There were a comparable number of studies and prognostic significance regarding interim vs. post-treatment PET. As it can allow early response evaluation and subsequent modification in treatment, interim PET scans may have better clinical values than post-treatment PET. Regarding specific timing of interim PET, there were no apparent differences between the prognostic values of interim PET assessments performed at different times during NAC; however, the number of studies was insufficient to assess statistical significance. We found that in the majority of studies addressing interim PET scans the response was assessed after 1–2 cycles of NAC, and evidence of their prognostic value was found. Moreover, the better predictive values for pathological response when performing PET scans after 1–2 cycles of NAC (compared to after 3 cycles of NAC) were reported in previous meta-analyses [7, 10]. Given early assessment of response to NAC is important for timely modification of the therapeutic strategy, it might be advisable for interim PET to be performed after 1–2 cycles.

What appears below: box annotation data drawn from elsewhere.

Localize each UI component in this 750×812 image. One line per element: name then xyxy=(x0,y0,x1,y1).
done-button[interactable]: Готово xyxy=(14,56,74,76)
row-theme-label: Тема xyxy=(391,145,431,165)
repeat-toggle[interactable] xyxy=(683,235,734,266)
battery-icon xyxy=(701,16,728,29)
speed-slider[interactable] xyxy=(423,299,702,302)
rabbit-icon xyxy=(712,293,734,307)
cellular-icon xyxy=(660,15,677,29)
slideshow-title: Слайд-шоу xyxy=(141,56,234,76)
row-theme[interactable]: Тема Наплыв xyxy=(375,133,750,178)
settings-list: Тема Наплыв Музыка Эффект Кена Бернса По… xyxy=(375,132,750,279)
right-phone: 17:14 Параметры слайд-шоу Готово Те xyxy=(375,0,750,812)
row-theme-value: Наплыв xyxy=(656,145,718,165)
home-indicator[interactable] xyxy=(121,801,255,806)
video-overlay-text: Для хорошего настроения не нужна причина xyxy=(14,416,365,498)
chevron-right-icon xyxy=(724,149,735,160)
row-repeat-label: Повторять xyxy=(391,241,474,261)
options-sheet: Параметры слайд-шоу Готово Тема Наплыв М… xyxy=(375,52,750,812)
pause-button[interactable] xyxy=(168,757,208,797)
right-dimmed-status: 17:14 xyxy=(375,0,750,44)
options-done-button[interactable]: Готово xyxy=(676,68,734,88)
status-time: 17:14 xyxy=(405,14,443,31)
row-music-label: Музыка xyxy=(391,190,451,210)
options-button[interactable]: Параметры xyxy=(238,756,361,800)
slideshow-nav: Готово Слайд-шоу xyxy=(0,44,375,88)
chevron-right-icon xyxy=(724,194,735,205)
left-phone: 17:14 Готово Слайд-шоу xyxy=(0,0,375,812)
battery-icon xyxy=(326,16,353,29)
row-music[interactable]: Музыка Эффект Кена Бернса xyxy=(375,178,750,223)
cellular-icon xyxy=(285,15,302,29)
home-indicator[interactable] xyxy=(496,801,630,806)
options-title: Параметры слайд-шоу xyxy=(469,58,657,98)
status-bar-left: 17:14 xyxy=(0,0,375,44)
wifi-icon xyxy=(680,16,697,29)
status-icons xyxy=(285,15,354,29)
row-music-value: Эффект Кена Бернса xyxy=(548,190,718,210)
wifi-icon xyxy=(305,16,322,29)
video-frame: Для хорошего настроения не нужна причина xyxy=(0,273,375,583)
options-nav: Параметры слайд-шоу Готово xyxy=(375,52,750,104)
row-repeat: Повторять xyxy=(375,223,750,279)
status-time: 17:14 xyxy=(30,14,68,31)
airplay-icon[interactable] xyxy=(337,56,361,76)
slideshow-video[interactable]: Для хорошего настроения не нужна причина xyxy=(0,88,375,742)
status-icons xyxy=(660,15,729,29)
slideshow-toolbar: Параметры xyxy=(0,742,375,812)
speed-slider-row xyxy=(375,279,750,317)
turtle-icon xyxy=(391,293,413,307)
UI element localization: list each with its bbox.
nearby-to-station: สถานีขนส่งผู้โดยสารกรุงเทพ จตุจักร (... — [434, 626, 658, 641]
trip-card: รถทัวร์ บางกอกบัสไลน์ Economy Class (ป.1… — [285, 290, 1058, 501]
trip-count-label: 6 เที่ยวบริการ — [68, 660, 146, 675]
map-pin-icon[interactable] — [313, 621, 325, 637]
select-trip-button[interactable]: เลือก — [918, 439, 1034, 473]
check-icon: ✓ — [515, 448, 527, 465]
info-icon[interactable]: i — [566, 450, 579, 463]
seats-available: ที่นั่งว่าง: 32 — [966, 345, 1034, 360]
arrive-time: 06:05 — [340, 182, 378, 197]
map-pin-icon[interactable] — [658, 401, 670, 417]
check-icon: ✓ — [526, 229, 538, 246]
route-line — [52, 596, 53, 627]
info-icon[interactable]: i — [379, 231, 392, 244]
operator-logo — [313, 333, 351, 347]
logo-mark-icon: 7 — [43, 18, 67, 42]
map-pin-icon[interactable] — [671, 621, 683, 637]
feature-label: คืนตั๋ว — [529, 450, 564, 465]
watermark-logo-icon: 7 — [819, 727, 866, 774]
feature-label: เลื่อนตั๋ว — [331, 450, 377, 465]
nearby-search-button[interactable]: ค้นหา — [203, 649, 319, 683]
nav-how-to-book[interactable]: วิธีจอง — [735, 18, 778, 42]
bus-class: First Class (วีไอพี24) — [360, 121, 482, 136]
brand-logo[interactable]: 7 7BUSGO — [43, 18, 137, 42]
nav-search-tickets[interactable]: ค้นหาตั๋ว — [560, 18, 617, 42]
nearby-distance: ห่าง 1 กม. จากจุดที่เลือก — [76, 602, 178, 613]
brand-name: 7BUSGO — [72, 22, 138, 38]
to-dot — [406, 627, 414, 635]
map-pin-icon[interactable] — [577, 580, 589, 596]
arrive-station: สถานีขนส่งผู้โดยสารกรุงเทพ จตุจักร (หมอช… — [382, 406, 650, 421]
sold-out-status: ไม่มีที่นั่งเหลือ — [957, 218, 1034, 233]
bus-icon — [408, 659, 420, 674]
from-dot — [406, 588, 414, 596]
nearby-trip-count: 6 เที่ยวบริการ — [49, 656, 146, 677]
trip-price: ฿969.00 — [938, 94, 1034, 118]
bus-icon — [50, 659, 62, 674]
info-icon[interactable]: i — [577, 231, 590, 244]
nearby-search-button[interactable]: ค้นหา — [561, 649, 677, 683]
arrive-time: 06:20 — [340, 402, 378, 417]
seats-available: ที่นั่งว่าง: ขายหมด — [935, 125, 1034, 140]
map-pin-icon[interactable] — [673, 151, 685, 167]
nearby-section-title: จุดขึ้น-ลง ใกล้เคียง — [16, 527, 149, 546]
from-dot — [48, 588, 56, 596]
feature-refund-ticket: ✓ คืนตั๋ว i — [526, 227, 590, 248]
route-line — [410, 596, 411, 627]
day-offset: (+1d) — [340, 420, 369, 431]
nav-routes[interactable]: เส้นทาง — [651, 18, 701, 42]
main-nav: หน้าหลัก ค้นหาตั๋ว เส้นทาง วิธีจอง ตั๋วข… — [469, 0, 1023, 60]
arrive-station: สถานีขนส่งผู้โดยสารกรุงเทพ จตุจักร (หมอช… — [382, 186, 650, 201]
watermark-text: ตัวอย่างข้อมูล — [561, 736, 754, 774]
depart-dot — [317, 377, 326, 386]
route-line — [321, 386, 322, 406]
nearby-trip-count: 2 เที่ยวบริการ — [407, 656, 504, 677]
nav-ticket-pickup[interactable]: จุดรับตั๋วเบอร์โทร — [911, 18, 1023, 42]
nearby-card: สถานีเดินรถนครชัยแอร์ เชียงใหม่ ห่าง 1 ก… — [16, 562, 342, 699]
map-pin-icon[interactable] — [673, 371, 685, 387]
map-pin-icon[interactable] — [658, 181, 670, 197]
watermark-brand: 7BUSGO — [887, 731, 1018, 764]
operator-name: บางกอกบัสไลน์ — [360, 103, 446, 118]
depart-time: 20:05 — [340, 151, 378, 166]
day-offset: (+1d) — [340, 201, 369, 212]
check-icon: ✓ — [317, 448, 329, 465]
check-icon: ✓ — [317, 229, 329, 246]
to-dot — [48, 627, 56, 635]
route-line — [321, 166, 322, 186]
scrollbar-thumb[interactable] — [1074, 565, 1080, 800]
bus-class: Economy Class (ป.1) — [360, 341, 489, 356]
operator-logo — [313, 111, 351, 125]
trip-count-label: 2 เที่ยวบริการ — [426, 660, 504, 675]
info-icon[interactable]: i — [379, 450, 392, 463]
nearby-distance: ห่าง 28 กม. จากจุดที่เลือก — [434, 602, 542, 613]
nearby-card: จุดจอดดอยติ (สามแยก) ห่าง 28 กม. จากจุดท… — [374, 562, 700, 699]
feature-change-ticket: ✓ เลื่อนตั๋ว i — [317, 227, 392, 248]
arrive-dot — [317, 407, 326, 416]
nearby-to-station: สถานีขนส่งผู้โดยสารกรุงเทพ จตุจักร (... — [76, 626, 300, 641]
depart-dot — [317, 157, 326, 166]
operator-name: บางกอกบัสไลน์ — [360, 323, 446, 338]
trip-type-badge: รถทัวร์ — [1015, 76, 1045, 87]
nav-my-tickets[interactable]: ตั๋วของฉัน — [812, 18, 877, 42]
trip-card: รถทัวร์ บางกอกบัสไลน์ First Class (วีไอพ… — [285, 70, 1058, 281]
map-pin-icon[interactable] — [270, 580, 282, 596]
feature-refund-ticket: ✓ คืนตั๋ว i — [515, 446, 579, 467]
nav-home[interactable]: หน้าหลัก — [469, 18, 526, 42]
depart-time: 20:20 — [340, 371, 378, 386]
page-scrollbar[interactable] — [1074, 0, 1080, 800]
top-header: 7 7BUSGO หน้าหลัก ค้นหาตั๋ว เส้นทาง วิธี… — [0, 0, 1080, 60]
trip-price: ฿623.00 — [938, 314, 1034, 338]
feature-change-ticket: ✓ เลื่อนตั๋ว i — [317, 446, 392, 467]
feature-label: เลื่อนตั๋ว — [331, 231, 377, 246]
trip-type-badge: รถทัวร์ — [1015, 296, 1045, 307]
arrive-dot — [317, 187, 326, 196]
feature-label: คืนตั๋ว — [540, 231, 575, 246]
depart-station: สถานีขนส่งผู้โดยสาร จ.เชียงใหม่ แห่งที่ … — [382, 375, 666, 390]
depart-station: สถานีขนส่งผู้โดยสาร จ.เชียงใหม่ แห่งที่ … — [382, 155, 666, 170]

There were several limitations of our study. First, a substantial portion of the included studies were performed retrospectively. Second, there was considerable heterogeneity of hormonal subtype of tumour, PET scan timing, and response parameters among the studies. Therefore, caution is required when considering the applicability of our pooled estimates. Third, approximately half of the included studies used data-dependent cut-off values for the assessment of PET parameters (i.e., optimal cut-off on receiver operating characteristics analysis for predicting pathological response) which may overestimate the prognostic values of 18F-FDG PET or PET/CT. Fourth, the number of studies included for meta-analysis of OS was small, though the pooled HR was statistically significant. However, DFS was regarded as a valid surrogate for OS which requires long-term follow-up for the assessment of efficacy [42].

Conclusions

A metabolic response to NAC as detected by 18F-FDG PET or PET/CT is a significant prognostic factor in terms of DFS and OS. Meta-analytically pooled HRs for DFS nor OS were not significantly different for interim or post-treatment PET scans. %ΔSUVmax, defined as the percent reduction of SUVmax compared with that obtained from the baseline PET, is the most widely evaluated PET response parameter. For the interim assessment of patient responses to NAC, PET scans were commonly performed after 1–2 cycles of NAC and provided significant prognostic values. Evaluation of the metabolic response to NAC may be helpful not only in HER2+ or triple-negative subtypes which are known to be FDG-avid, but also in hormone receptor-positive tumours. These results suggest that 18F-FDG PET or PET/CT may provide accurate risk stratification of breast cancer patients and support risk-adapted therapeutic management based on metabolic response in clinical practice or trials.